Sunia e Cgil, hanno diramato oggi, 13 gennaio 2026, un loro comunicato sul tema dell’emergenza casa che premette:
“In questi primi giorni dell’anno abbiamo registrato prese di posizione e annunci da parte del neo Presidente della Giunta Regionale su un piano casa che dovrebbe dare risposta all’emergenza abitativa che rende sempre più difficile e precaria la vita di tante famiglie venete”.
Emilio Viafora
“A noi pare – aggiunge il Segretario Sunia del Veneto – che come al solito ci si affidi a parziali e limitate misure emergenziali condite da roboanti dichiarazioni e si sfugga dall’urgenza di affrontare in modo sistemico il problema dell’abitare che necessita di politiche organiche e strutturali. Nella precedente legislatura abbiamo ripetutamente chiesto di aprire un confronto tra la giunta e i sindacati degli inquilini e confederali senza avere mai ricevuto una convocazione.

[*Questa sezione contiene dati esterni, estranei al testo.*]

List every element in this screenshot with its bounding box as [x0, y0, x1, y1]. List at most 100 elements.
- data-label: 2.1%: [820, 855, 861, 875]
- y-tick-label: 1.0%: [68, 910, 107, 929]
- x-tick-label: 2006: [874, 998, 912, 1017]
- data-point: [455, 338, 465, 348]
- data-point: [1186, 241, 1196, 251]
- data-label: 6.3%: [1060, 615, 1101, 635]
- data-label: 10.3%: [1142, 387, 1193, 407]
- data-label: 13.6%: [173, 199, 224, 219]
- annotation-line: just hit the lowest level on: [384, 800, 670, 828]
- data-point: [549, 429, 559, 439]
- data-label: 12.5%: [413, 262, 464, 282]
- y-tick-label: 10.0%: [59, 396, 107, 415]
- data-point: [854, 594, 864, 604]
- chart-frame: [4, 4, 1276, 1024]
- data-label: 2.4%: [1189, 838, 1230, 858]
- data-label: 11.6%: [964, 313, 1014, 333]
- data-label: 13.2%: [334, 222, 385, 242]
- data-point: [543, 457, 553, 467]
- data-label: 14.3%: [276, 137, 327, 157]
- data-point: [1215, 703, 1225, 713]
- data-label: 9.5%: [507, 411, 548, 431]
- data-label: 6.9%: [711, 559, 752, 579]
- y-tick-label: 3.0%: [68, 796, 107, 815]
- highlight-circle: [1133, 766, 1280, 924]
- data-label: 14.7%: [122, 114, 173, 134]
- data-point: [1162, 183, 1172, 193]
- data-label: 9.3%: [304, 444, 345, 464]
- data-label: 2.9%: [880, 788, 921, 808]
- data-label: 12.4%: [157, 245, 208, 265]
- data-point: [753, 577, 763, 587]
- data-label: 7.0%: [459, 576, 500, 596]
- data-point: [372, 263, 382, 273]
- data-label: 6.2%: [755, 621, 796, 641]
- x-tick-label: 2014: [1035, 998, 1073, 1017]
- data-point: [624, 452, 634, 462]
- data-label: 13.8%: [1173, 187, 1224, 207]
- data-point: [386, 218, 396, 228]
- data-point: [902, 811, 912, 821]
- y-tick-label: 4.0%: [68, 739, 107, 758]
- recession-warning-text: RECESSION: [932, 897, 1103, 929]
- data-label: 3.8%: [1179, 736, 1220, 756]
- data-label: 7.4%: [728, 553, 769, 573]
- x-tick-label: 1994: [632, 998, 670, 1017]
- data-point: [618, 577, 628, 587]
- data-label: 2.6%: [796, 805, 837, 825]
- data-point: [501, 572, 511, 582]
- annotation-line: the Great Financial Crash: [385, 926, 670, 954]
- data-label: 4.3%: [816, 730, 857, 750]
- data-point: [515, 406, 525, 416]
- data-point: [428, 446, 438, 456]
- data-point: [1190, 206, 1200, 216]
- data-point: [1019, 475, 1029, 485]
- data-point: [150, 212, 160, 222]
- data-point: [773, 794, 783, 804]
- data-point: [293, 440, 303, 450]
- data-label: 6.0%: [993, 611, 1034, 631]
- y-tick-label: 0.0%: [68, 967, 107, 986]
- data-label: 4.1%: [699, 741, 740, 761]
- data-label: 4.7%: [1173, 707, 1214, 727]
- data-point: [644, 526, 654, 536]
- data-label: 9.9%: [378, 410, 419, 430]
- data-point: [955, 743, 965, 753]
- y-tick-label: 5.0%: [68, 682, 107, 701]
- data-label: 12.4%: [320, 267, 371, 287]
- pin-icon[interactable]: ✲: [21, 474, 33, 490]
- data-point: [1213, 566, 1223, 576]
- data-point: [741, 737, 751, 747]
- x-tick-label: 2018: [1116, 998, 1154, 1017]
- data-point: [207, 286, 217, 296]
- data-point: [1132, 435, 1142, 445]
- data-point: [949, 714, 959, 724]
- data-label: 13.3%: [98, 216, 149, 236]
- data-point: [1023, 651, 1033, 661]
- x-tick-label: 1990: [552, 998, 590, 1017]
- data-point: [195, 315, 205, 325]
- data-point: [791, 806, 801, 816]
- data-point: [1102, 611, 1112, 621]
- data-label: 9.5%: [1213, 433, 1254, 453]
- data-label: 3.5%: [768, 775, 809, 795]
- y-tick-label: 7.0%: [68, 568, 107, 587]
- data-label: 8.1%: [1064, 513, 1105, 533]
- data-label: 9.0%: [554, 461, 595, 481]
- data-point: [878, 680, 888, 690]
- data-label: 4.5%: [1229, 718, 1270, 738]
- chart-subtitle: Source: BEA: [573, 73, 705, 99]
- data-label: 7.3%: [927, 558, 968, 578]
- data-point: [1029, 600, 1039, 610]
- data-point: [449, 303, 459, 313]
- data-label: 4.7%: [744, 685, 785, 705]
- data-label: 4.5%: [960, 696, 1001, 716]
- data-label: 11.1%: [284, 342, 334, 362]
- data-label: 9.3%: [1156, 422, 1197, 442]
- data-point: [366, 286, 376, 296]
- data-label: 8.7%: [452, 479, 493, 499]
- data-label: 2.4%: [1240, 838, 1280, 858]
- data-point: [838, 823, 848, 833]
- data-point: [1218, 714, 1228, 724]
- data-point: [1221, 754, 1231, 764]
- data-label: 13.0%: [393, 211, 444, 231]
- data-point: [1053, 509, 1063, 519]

Sarebbe grave se anche la nuova Giunta continuasse ad ignorare il necessario confronto con il Sindacato, privilegiando l’interlocuzione con soggetti più attenti alle ragioni delle Imprese che non alla grave emergenza sociale legata all’abitare. Ci rivolgiamo pubblicamente al Presidente e alla Giunta Regionale perché avviino con le Organizzazioni sindacali un confronto per definire un efficace piano organico di interventi finanziari e legislativi in grado di dare risposta all’acutizzarsi di un sempre più esteso disagio sociale”.
Tiziana Basso
Il Segretario Generale Cgil Veneto, Tiziana Basso, rincara:
“Siamo in presenza di un andamento demografico sempre più preoccupante, tra invecchiamento della popolazione e fuga dei giovani dalla nostra regione. La domanda di futuro delle nuove generazioni e i bisogni delle famiglie venete meritano da parte delle Istituzioni scelte programmatiche se si vogliono affrontare i tanti elementi di problematicità che investono la società veneta, il suo apparato produttivo e il suo stesso modello di sviluppo. In questo contesto, le politiche abitative sono centrali per attrarre residenti nella nostra regione e non solo turisti, e sono indispensabili anche sul versante della riqualificazione e della crescita del patrimonio abitativo pubblico che c’è ma è molto spesso inutilizzabile”.
Se sia il metodo più adatto per avviare rapporti su questo tema con la nuova Amministrazione Regionale, lo sapranno ben loro, vero è che il tema ora è stato messo sul tappeto.
Vera come è vera l’emergenza abitativa, noi facciamo da amplificatore delle attese sopra espresse, sperando di poter essere utili alla causa.